Information Gain measures the reduction in impurity after a dataset is split.  
Formula: IG = Impurity(parent) - [weighted average of Impurity(children)]  
Importance: Higher IG means the split creates more homogeneous child nodes, improving prediction accuracy.

# 5. What are some common real-world applications of Decision Trees, and what are their main advantages and limitations?
Applications:  
- Medical diagnosis  
- Credit risk scoring  
- Fraud detection  
- Customer segmentation  
Advantages:  
- Easy to interpret and visualize  
- Handles both numerical and categorical data  
Limitations:  
- Prone to overfitting  
- Can be unstable with small changes in data

# 6. Python program: Load Iris Dataset, train Decision Tree Classifier using Gini criterion, print accuracy and feature importances.
from sklearn.datasets import load_iris
from sklearn.tree import DecisionTreeClassifier
from sklearn.model_selection import train_test_split

iris = load_iris()
X_train, X_test, y_train, y_test = train_test_split(iris.data, iris.target, test_size=0.2, random_state=42)
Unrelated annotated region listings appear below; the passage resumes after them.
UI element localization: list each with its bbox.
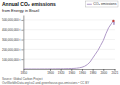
grid [23,20,115,59]
y-tick-label: 500,000,000 t [2,18,21,22]
marks [23,20,114,69]
legend-swatch [87,4,92,5]
x-tick-label: 1960 [79,71,86,75]
y-axis: 100,000,000 t 200,000,000 t 300,000,000 t 4… [2,16,24,70]
x-tick-label: 1940 [68,71,75,75]
y-tick-mark [21,20,23,21]
x-tick: 1920 [58,69,65,75]
grid-line [23,49,115,50]
y-tick: 100,000,000 t [2,58,23,62]
y-tick: 400,000,000 t [2,28,23,32]
grid-line [23,19,115,20]
x-tick-label: 1850 [21,71,28,75]
series-line [23,21,114,69]
legend-label: CO₂ emissions [93,2,116,6]
y-tick-mark [21,30,23,31]
y-tick-mark [21,59,23,60]
y-tick: 200,000,000 t [2,48,23,52]
y-tick: 300,000,000 t [2,38,23,42]
legend-box [85,1,118,7]
plot: 100,000,000 t 200,000,000 t 300,000,000 t 4… [2,16,119,76]
x-tick: 1850 [21,69,28,75]
x-tick-label: 2000 [100,71,107,75]
y-tick-label: 400,000,000 t [2,28,21,32]
peak-point [112,20,114,22]
x-tick: 1960 [79,69,86,75]
y-tick-mark [21,40,23,41]
annotation: OurWorldInData.org/co2-and-greenhouse-ga… [2,81,89,85]
y-tick-label: 200,000,000 t [2,48,21,52]
grid-line [23,29,115,30]
y-tick-label: 100,000,000 t [2,58,21,62]
y-tick-label: 300,000,000 t [2,38,21,42]
x-tick: 2021 [112,69,119,75]
chart: Annual CO₂ emissionsfrom Energy in Brazi… [0,0,120,85]
title: Annual CO₂ emissions [2,1,56,7]
x-tick: 1980 [90,69,97,75]
y-axis-line [23,16,24,70]
y-tick-mark [21,49,23,50]
grid-line [23,39,115,40]
x-tick: 1940 [68,69,75,75]
legend: CO₂ emissions [85,1,118,7]
x-tick-label: 1900 [47,71,54,75]
subtitle: from Energy in Brazil [2,8,39,13]
x-tick-label: 2021 [112,71,119,75]
x-tick-label: 1980 [90,71,97,75]
x-axis: 1850 1900 19201940 1960 19802000 2021 [21,69,119,75]
x-axis-line [24,69,116,70]
grid-line [23,59,115,60]
x-tick: 1900 [47,69,54,75]
x-tick: 2000 [100,69,107,75]
y-tick: 500,000,000 t [2,18,23,22]
x-tick-label: 1920 [58,71,65,75]
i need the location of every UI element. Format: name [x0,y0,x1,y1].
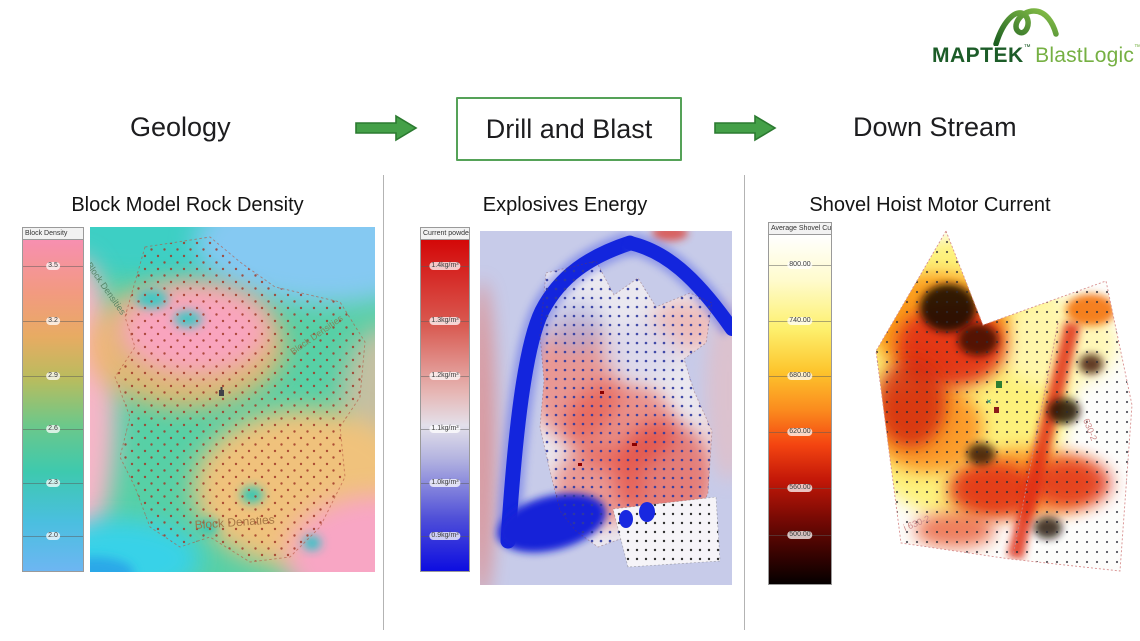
block-density-legend-title: Block Density [23,228,83,240]
legend-tick-label: 2.6 [46,424,60,433]
panel-title-block-model-rock-density: Block Model Rock Density [71,194,304,216]
logo-brand-tm: ™ [1023,44,1031,51]
powder-factor-legend: Current powder factor 1.4kg/m³ 1.3kg/m³ … [420,227,470,572]
survey-marker-icon: ✕ [986,381,1002,413]
legend-tick-label: 1.2kg/m³ [429,371,461,380]
legend-tick-label: 800.00 [787,260,813,269]
panel-title-shovel-hoist-motor-current: Shovel Hoist Motor Current [809,194,1051,216]
logo-product-tm: ™ [1134,44,1140,51]
shovel-hoist-current-map: ✕ 630-2 i 630-2 [875,229,1133,572]
legend-tick-label: 620.00 [787,428,813,437]
flow-box-drill-and-blast: Drill and Blast [456,97,682,161]
flow-step-geology: Geology [130,112,231,142]
logo-brand-text: MAPTEK [932,44,1024,67]
flow-step-drill-and-blast: Drill and Blast [485,113,653,144]
shovel-current-legend-title: Average Shovel Current ... [769,223,831,235]
legend-tick-label: 740.00 [787,316,813,325]
map-label-block-denaties-bottom: Block Denaties [194,512,275,532]
block-density-legend: Block Density 3.5 3.2 2.9 2.6 2.3 2.0 [22,227,84,572]
arrow-right-icon [355,114,418,142]
powder-factor-legend-title: Current powder factor [421,228,469,240]
legend-tick-label: 2.3 [46,479,60,488]
legend-tick-label: 1.3kg/m³ [429,317,461,326]
legend-tick-label: 500.00 [787,531,813,540]
panel-title-explosives-energy: Explosives Energy [482,194,648,216]
flow-step-down-stream: Down Stream [853,112,1017,142]
legend-tick-label: 2.9 [46,371,60,380]
panel-divider [744,175,745,630]
maptek-blastlogic-logo: MAPTEK™ BlastLogic™ [932,6,1140,72]
logo-product-text: BlastLogic [1035,44,1135,67]
legend-tick-label: 1.1kg/m³ [429,424,461,433]
blast-outline-dotted-region [114,236,366,563]
panel-divider [383,175,384,630]
logo-swoosh-icon [993,8,1059,46]
arrow-right-icon [714,114,777,142]
legend-tick-label: 1.0kg/m³ [429,479,461,488]
block-model-density-map: Block Densities Block Densities Block De… [90,227,375,572]
legend-tick-label: 2.0 [46,532,60,541]
legend-tick-label: 560.00 [787,484,813,493]
legend-tick-label: 3.2 [46,317,60,326]
legend-tick-label: 0.9kg/m³ [429,532,461,541]
legend-tick-label: 3.5 [46,262,60,271]
shovel-current-legend: Average Shovel Current ... 800.00 740.00… [768,222,832,585]
svg-text:✕: ✕ [986,399,992,406]
legend-tick-label: 1.4kg/m³ [429,262,461,271]
explosives-energy-map [480,231,732,585]
survey-marker-icon [219,387,224,396]
legend-tick-label: 680.00 [787,372,813,381]
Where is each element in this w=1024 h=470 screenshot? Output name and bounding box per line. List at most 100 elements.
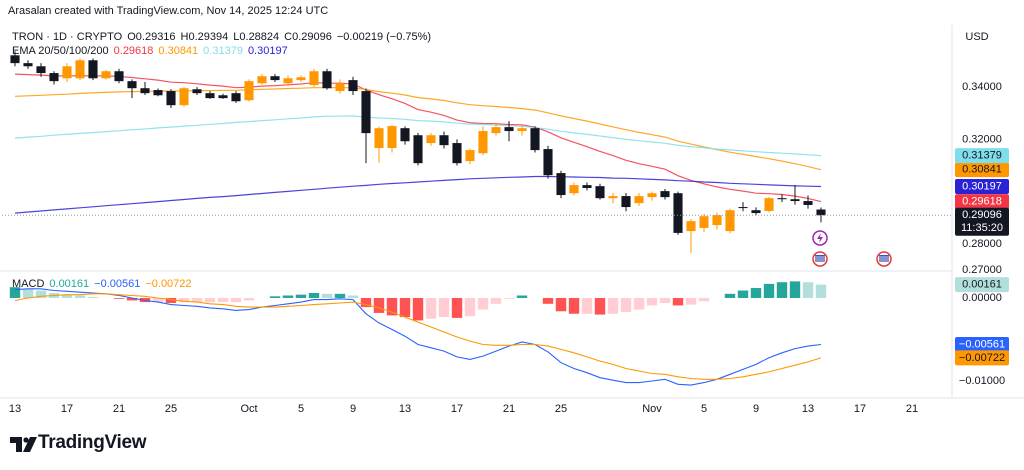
candle-body <box>790 199 800 202</box>
histogram-bar <box>477 297 489 310</box>
candle-body <box>49 73 59 82</box>
flag-stripes <box>815 256 825 262</box>
candle-body <box>88 60 98 79</box>
flag-glyph <box>879 255 889 262</box>
histogram-bar <box>269 296 281 298</box>
candle-body <box>361 91 371 134</box>
candle-body <box>10 55 20 64</box>
histogram-bar <box>451 297 463 318</box>
x-tick-label: 5 <box>701 403 707 415</box>
candle-body <box>231 93 241 102</box>
candle-body <box>647 193 657 198</box>
brand-name: TradingView <box>38 432 147 453</box>
candle-body <box>452 143 462 164</box>
x-tick-label: 13 <box>399 403 411 415</box>
ohlc-prefix: O <box>127 31 136 43</box>
brand-logo <box>10 437 37 452</box>
x-tick-label: 21 <box>113 403 125 415</box>
x-tick-label: 21 <box>503 403 515 415</box>
histogram-bar <box>646 297 658 306</box>
last-price-tag-bg <box>955 207 1009 236</box>
ema-price-tag-bg <box>955 148 1009 164</box>
histogram-bar <box>568 297 580 314</box>
candle-body <box>517 128 527 132</box>
candle-body <box>166 91 176 106</box>
candle-body <box>153 90 163 96</box>
histogram-bar <box>87 297 99 298</box>
candle-body <box>712 215 722 226</box>
candle-body <box>426 135 436 144</box>
x-tick-label: 9 <box>753 403 759 415</box>
candle-body <box>465 150 475 162</box>
macd-line <box>14 293 822 380</box>
histogram-bar <box>503 297 515 299</box>
candle-body <box>595 186 605 199</box>
ohlc-value: 0.29096 <box>292 31 332 43</box>
candle-body <box>764 198 774 211</box>
ema-line <box>14 73 822 203</box>
macd-tag-bg <box>955 337 1009 353</box>
histogram-bar <box>152 297 164 303</box>
x-tick-label: Nov <box>642 403 662 415</box>
candle-body <box>816 209 826 216</box>
candle-body <box>205 93 215 99</box>
histogram-bar <box>373 297 385 313</box>
histogram-bar <box>113 297 125 299</box>
candle-body <box>400 128 410 142</box>
histogram-bar <box>763 283 775 298</box>
candle-body <box>192 89 202 94</box>
histogram-bar <box>74 295 86 298</box>
y-tick-label: 0.28000 <box>962 238 1002 250</box>
histogram-bar <box>61 294 73 298</box>
countdown: 11:35:20 <box>961 222 1003 234</box>
ema-legend: EMA 20/50/100/200 0.29618 0.30841 0.31379 0.… <box>12 45 293 57</box>
histogram-bar <box>191 297 203 303</box>
ema-title: EMA 20/50/100/200 <box>12 45 109 57</box>
candle-body <box>244 81 254 101</box>
candle-body <box>36 66 46 74</box>
histogram-bar <box>399 297 411 318</box>
event-icons <box>812 230 892 267</box>
y-tick-label: 0.27000 <box>962 264 1002 276</box>
histogram-bar <box>724 293 736 298</box>
histogram-bar <box>815 284 827 298</box>
candle-body <box>530 128 540 151</box>
histogram-bar <box>516 295 528 298</box>
macd-tag-bg <box>955 350 1009 366</box>
candle-body <box>387 126 397 149</box>
y-tick-label: 0.32000 <box>962 133 1002 145</box>
x-tick-label: 25 <box>555 403 567 415</box>
histogram-bar <box>555 297 567 312</box>
candle-body <box>309 71 319 86</box>
histogram-bar <box>282 295 294 298</box>
histogram-bar <box>35 290 47 298</box>
ema-price-tag: 0.31379 <box>962 150 1002 162</box>
ohlc-prefix: H <box>180 31 189 43</box>
histogram-bar <box>542 297 554 304</box>
logo-mark <box>10 437 22 452</box>
candle-body <box>686 221 696 232</box>
histogram-bar <box>802 282 814 298</box>
ohlc-value: 0.29394 <box>188 31 229 43</box>
y-tick-label: 0.00000 <box>962 292 1002 304</box>
histogram-bar <box>698 297 710 302</box>
flag-glyph <box>815 255 825 262</box>
x-tick-label: Oct <box>240 403 257 415</box>
candle-body <box>140 88 150 94</box>
histogram-bar <box>438 297 450 318</box>
candle-body <box>777 198 787 200</box>
histogram-bar <box>672 297 684 306</box>
histogram-bar <box>776 282 788 298</box>
candle-body <box>218 95 228 99</box>
histogram-bar <box>243 297 255 301</box>
histogram-bar <box>737 290 749 298</box>
candle-body <box>322 71 332 89</box>
histogram-bar <box>178 297 190 303</box>
histogram-bar <box>412 297 424 321</box>
ema-value: 0.29618 <box>113 45 154 57</box>
histogram-bar <box>490 297 502 304</box>
x-tick-label: 17 <box>854 403 866 415</box>
macd-value: −0.00561 <box>94 278 141 290</box>
x-tick-label: 5 <box>298 403 304 415</box>
histogram-bar <box>607 297 619 314</box>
clf_gini = DecisionTreeClassifier(criterion='gini')
clf_gini.fit(X_train, y_train)

print("Accuracy:", clf_gini.score(X_test, y_test))
print("Feature Importances:", clf_gini.feature_importances_)

# 7. Python program: Train Decision Tree Classifier with max_depth=3 and compare accuracy to fully-grown tree.
clf_depth3 = DecisionTreeClassifier(max_depth=3)
clf_depth3.fit(X_train, y_train)

clf_full = DecisionTreeClassifier()
clf_full.fit(X_train, y_train)

print("Accuracy (max_depth=3):", clf_depth3.score(X_test, y_test))
print("Accuracy (full tree):", clf_full.score(X_test, y_test))
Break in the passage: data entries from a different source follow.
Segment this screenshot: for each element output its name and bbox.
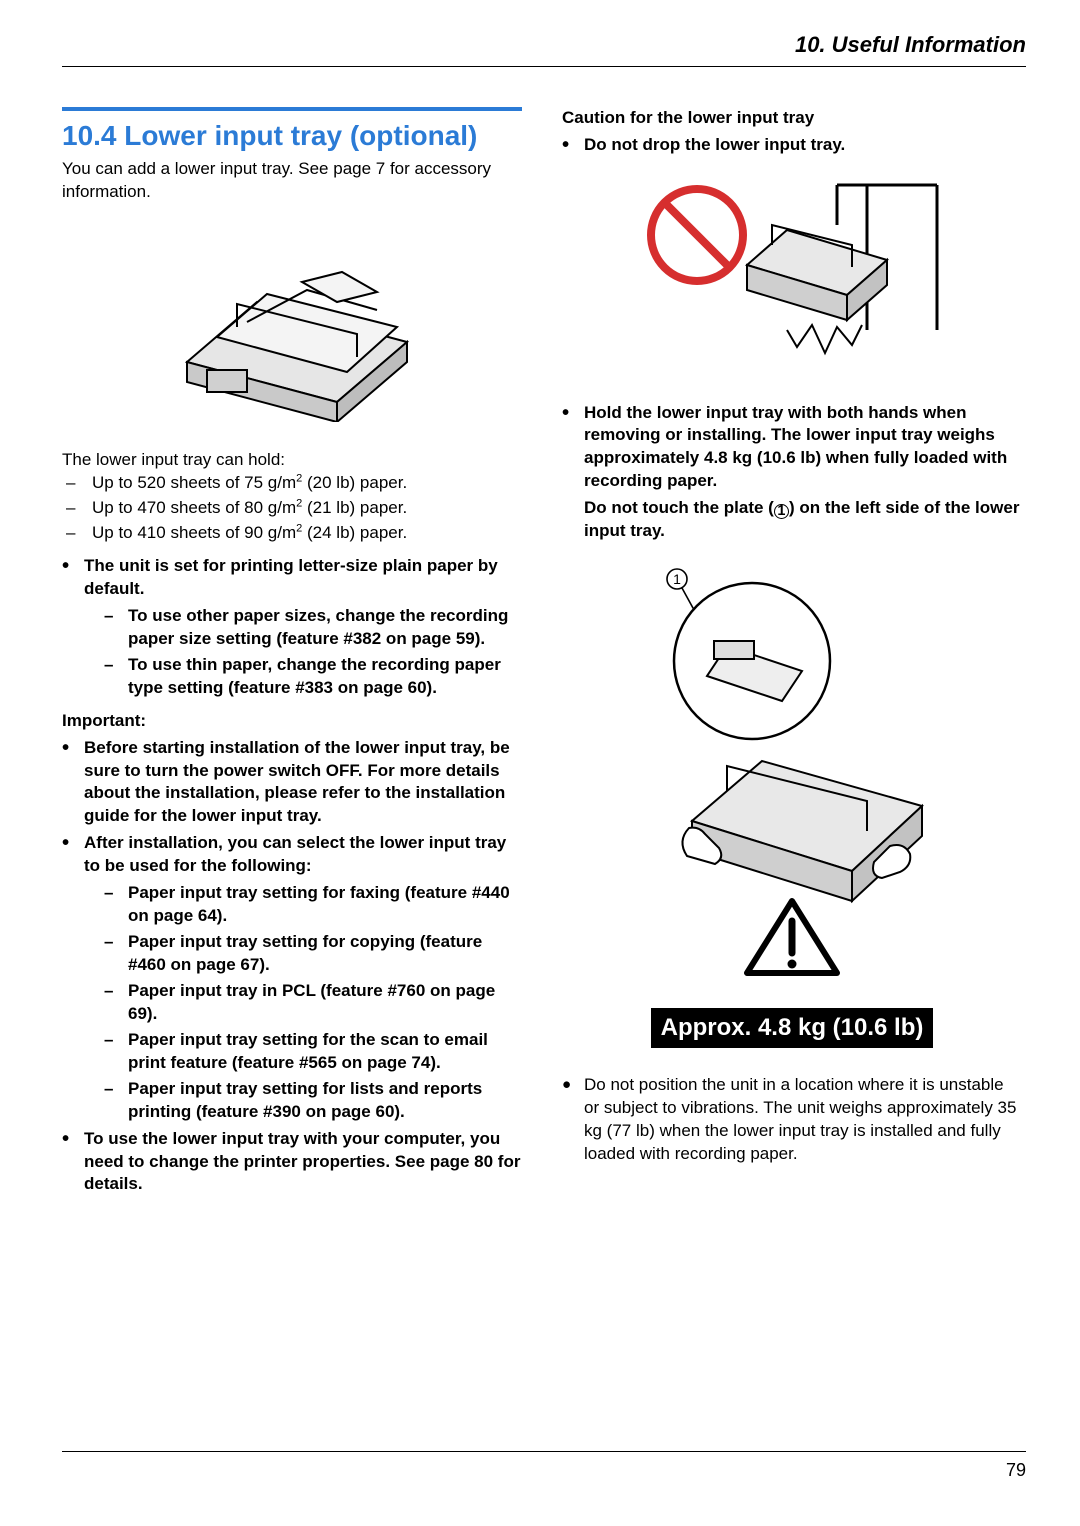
- tray-illustration: [147, 222, 437, 422]
- important-bullet: • Before starting installation of the lo…: [62, 737, 522, 829]
- caution-heading: Caution for the lower input tray: [562, 107, 1022, 130]
- dash-icon: –: [104, 882, 128, 928]
- capacity-list: – Up to 520 sheets of 75 g/m2 (20 lb) pa…: [62, 472, 522, 545]
- default-note-text: The unit is set for printing letter-size…: [84, 555, 522, 601]
- capacity-text: Up to 470 sheets of 80 g/m2 (21 lb) pape…: [92, 497, 407, 520]
- bullet-icon: •: [62, 737, 84, 829]
- list-item: – Paper input tray setting for lists and…: [62, 1078, 522, 1124]
- left-column: 10.4 Lower input tray (optional) You can…: [62, 73, 522, 1201]
- dash-icon: –: [104, 1078, 128, 1124]
- important-label: Important:: [62, 710, 522, 733]
- sub-text: Paper input tray in PCL (feature #760 on…: [128, 980, 522, 1026]
- footer-rule: [62, 1451, 1026, 1452]
- dash-icon: –: [104, 605, 128, 651]
- hold-figure: 1: [562, 561, 1022, 988]
- hold-tray-illustration: 1: [632, 561, 952, 981]
- dash-icon: –: [104, 931, 128, 977]
- list-item: – Paper input tray setting for faxing (f…: [62, 882, 522, 928]
- two-column-layout: 10.4 Lower input tray (optional) You can…: [62, 73, 1026, 1201]
- dash-icon: –: [104, 654, 128, 700]
- header-rule: 10. Useful Information: [62, 30, 1026, 67]
- capacity-text: Up to 520 sheets of 75 g/m2 (20 lb) pape…: [92, 472, 407, 495]
- dash-icon: –: [104, 980, 128, 1026]
- bullet-text: Before starting installation of the lowe…: [84, 737, 522, 829]
- drop-figure: [562, 175, 1022, 382]
- list-item: – Paper input tray setting for copying (…: [62, 931, 522, 977]
- sub-text: Paper input tray setting for lists and r…: [128, 1078, 522, 1124]
- callout-number-inline: 1: [774, 504, 789, 519]
- weight-box: Approx. 4.8 kg (10.6 lb): [562, 1008, 1022, 1048]
- bullet-text: Do not drop the lower input tray.: [584, 134, 845, 157]
- plate-note: Do not touch the plate (1) on the left s…: [562, 497, 1022, 543]
- page-number: 79: [1006, 1458, 1026, 1482]
- sub-text: Paper input tray setting for copying (fe…: [128, 931, 522, 977]
- sub-text: To use thin paper, change the recording …: [128, 654, 522, 700]
- sub-text: Paper input tray setting for the scan to…: [128, 1029, 522, 1075]
- bullet-icon: ●: [562, 1074, 584, 1166]
- section-heading: 10.4 Lower input tray (optional): [62, 117, 522, 155]
- bullet-text: Do not position the unit in a location w…: [584, 1074, 1022, 1166]
- list-item: – To use thin paper, change the recordin…: [62, 654, 522, 700]
- hold-note: • Hold the lower input tray with both ha…: [562, 402, 1022, 494]
- dash-icon: –: [104, 1029, 128, 1075]
- list-item: – Up to 520 sheets of 75 g/m2 (20 lb) pa…: [62, 472, 522, 495]
- list-item: – To use other paper sizes, change the r…: [62, 605, 522, 651]
- bullet-icon: •: [62, 555, 84, 601]
- capacity-text: Up to 410 sheets of 90 g/m2 (24 lb) pape…: [92, 522, 407, 545]
- right-column: Caution for the lower input tray • Do no…: [562, 73, 1022, 1201]
- dash-icon: –: [66, 497, 92, 520]
- bullet-icon: •: [562, 134, 584, 157]
- list-item: – Paper input tray setting for the scan …: [62, 1029, 522, 1075]
- sub-text: Paper input tray setting for faxing (fea…: [128, 882, 522, 928]
- sub-text: To use other paper sizes, change the rec…: [128, 605, 522, 651]
- tray-figure: [62, 222, 522, 429]
- do-not-drop: • Do not drop the lower input tray.: [562, 134, 1022, 157]
- prohibit-drop-illustration: [637, 175, 947, 375]
- manual-page: 10. Useful Information 10.4 Lower input …: [0, 0, 1080, 1526]
- bullet-icon: •: [62, 1128, 84, 1197]
- dash-icon: –: [66, 522, 92, 545]
- computer-note: • To use the lower input tray with your …: [62, 1128, 522, 1197]
- default-note: • The unit is set for printing letter-si…: [62, 555, 522, 601]
- section-rule: [62, 107, 522, 111]
- dash-icon: –: [66, 472, 92, 495]
- callout-number: 1: [673, 571, 681, 587]
- bullet-text: To use the lower input tray with your co…: [84, 1128, 522, 1197]
- list-item: – Up to 410 sheets of 90 g/m2 (24 lb) pa…: [62, 522, 522, 545]
- hold-intro: The lower input tray can hold:: [62, 449, 522, 472]
- bullet-icon: •: [562, 402, 584, 494]
- intro-text: You can add a lower input tray. See page…: [62, 158, 522, 204]
- position-note: ● Do not position the unit in a location…: [562, 1074, 1022, 1166]
- list-item: – Up to 470 sheets of 80 g/m2 (21 lb) pa…: [62, 497, 522, 520]
- bullet-icon: •: [62, 832, 84, 878]
- chapter-title: 10. Useful Information: [62, 30, 1026, 66]
- important-bullet: • After installation, you can select the…: [62, 832, 522, 878]
- weight-badge: Approx. 4.8 kg (10.6 lb): [651, 1008, 934, 1048]
- bullet-text: Hold the lower input tray with both hand…: [584, 402, 1022, 494]
- bullet-text: After installation, you can select the l…: [84, 832, 522, 878]
- list-item: – Paper input tray in PCL (feature #760 …: [62, 980, 522, 1026]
# 8. Python program: Load California Housing dataset, train Decision Tree Regressor, print MSE and feature importances.
from sklearn.datasets import fetch_california_housing
from sklearn.tree import DecisionTreeRegressor
from sklearn.metrics import mean_squared_error

housing = fetch_california_housing()
X_train_h, X_test_h, y_train_h, y_test_h = train_test_split(housing.data, housing.target, test_size=0.2, random_state=42)

reg = DecisionTreeRegressor()
reg.fit(X_train_h, y_train_h)
y_pred_h = reg.predict(X_test_h)

print("MSE:", mean_squared_error(y_test_h, y_pred_h))
print("Feature Importances:", reg.feature_importances_)
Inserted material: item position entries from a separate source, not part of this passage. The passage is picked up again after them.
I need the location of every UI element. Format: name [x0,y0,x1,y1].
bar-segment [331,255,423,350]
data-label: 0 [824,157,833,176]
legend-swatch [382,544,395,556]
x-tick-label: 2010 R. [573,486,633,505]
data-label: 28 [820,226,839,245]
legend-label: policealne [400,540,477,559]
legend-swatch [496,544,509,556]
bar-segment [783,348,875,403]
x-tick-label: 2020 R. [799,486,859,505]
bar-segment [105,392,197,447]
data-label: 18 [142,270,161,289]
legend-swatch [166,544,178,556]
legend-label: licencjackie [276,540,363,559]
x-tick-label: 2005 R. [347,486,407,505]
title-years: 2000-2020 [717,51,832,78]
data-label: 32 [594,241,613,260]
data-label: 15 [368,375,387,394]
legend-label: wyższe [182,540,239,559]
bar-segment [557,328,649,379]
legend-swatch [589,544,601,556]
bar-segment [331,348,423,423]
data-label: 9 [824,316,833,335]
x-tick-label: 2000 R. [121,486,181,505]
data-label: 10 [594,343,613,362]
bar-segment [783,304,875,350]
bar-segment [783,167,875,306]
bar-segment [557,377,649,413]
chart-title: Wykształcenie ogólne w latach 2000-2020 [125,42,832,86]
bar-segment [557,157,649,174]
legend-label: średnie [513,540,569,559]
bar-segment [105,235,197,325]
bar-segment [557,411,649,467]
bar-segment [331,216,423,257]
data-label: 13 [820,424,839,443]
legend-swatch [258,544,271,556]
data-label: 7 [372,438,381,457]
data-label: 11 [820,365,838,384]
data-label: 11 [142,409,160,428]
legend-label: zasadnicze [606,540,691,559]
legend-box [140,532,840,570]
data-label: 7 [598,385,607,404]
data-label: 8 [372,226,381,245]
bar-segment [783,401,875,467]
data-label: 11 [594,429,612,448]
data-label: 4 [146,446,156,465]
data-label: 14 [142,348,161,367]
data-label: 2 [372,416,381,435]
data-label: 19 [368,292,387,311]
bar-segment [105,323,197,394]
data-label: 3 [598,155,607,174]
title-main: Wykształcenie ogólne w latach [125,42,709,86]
# 9. Python program: Tune Decision Tree max_depth and min_samples_split using GridSearchCV, print best parameters and accuracy.
from sklearn.model_selection import GridSearchCV

param_grid = {'max_depth': [2, 3, 4, 5, None], 'min_samples_split': [2, 5, 10]}
grid = GridSearchCV(DecisionTreeClassifier(), param_grid, cv=5)
grid.fit(X_train, y_train)

print("Best Parameters:", grid.best_params_)
print("Best Accuracy:", grid.best_score_)

# 10. Imagine you’re working as a data scientist for a healthcare company...
Step-by-step approach:
1) Handle Missing Values:
   - For numerical: Fill with median.
   - For categorical: Fill with mode.
2) Encode Categorical Features:
   - Use one-hot encoding for nominal variables.
3) Train a Decision Tree Model:
   - Use DecisionTreeClassifier with initial parameters.
4) Hyperparameter Tuning:
   - Use GridSearchCV to tune max_depth, min_samples_split, and criterion.
5) Evaluate Performance:
   - Use Accuracy, Precision, Recall, F1-score, and ROC-AUC.
Business Value:
- The model can quickly identify at-risk patients.
- Enables targeted treatment, reduces healthcare costs, and improves patient outcomes.